A Metascalable Computing Framework for Large Spatiotemporal-Scale Atomistic Simulations

K Nomura and R Seymour and WQ Wang and H Dursun and RK Kalia and A Nakano and P Vashishta and F Shimojo and LH Yang, 2009 IEEE INTERNATIONAL SYMPOSIUM ON PARALLEL & DISTRIBUTED PROCESSING, VOLS 1-5, 119-+ (2009).

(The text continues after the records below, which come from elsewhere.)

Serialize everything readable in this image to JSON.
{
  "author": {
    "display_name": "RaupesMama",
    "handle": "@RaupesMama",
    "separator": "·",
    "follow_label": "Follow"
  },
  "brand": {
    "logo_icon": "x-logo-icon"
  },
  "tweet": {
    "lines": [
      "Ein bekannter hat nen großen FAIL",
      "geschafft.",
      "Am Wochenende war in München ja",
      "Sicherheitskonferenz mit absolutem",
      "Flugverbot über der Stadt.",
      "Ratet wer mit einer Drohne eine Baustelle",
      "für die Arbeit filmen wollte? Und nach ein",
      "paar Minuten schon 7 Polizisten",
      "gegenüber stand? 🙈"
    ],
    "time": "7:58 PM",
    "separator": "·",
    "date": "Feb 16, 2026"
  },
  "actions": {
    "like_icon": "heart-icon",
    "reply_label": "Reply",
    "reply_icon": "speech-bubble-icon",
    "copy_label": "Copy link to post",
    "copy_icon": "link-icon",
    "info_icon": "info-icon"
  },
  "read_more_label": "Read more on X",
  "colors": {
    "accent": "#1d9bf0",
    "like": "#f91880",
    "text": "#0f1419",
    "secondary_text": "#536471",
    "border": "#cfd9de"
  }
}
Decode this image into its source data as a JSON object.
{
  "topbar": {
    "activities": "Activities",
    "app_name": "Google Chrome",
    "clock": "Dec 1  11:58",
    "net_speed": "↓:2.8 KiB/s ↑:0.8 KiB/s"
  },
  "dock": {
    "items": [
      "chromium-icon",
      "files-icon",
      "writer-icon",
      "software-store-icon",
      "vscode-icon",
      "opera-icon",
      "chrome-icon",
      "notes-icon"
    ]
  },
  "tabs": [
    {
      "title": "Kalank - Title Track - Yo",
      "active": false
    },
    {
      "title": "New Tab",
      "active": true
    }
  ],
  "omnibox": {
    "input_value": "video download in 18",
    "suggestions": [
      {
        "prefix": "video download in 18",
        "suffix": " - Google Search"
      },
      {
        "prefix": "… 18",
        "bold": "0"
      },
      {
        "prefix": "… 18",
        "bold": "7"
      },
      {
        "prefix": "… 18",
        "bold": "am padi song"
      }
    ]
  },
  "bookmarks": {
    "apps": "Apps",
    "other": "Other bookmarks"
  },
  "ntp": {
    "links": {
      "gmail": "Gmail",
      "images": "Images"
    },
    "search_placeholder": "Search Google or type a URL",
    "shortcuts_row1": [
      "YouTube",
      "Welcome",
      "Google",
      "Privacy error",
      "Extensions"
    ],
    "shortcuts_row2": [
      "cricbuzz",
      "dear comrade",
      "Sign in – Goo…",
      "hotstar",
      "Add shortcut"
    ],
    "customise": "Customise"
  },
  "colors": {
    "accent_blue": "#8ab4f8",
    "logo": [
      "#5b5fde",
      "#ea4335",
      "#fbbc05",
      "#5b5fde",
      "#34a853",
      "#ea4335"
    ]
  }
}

A metascalable (or "design once, scale on new architectures") parallel computing framework has been developed for large spatiotemporal-scale atomistic simulations of materials based on spatiotemporal data locality, principles, which is expected to scale on emerging multipetaflops architectures. The framework consists of: (1) an embedded divide-and-conquer (EDC) algorithmic framework-based on spatial locality to design linear-scaling algorithms for high complexity problems; (2) a space-time-ensemble parallel (STEP) approach based on temporal locality to predict longtime dynamics, while introducing multiple parallelization axes; and (3) a tunable hierarchical cellular decomposition (HCD) parallelization framework to map these O(N) algorithms onto a multicore cluster based on hybrid implementation combining message passing and critical section-free multithreading. The EDC-STEP-HCD framework exposes maximal concurrency and data locality, thereby achieving: (1) inter-node parallel efficiency well over 0.95 for 218 billion-atom molecular- dynamics and 1.68 trillion electronic-degrees-of-freedom quantum- mechanical simulations on 212,992 IBM BlueGene/L processors (superscalability); (2) high intra-node, multithreading parallel efficiency (nanoscalability); and (3) nearby perfect time/ensemble parallel efficiency (eon-scalability). The spatiotemporal scale covered by MD simulation on a sustained petaflops computer per day (i.e. petaflops.day of computing) is estimated as NT = 2.14 (e.g. N = 2.14 million atoms for T = 1 microseconds).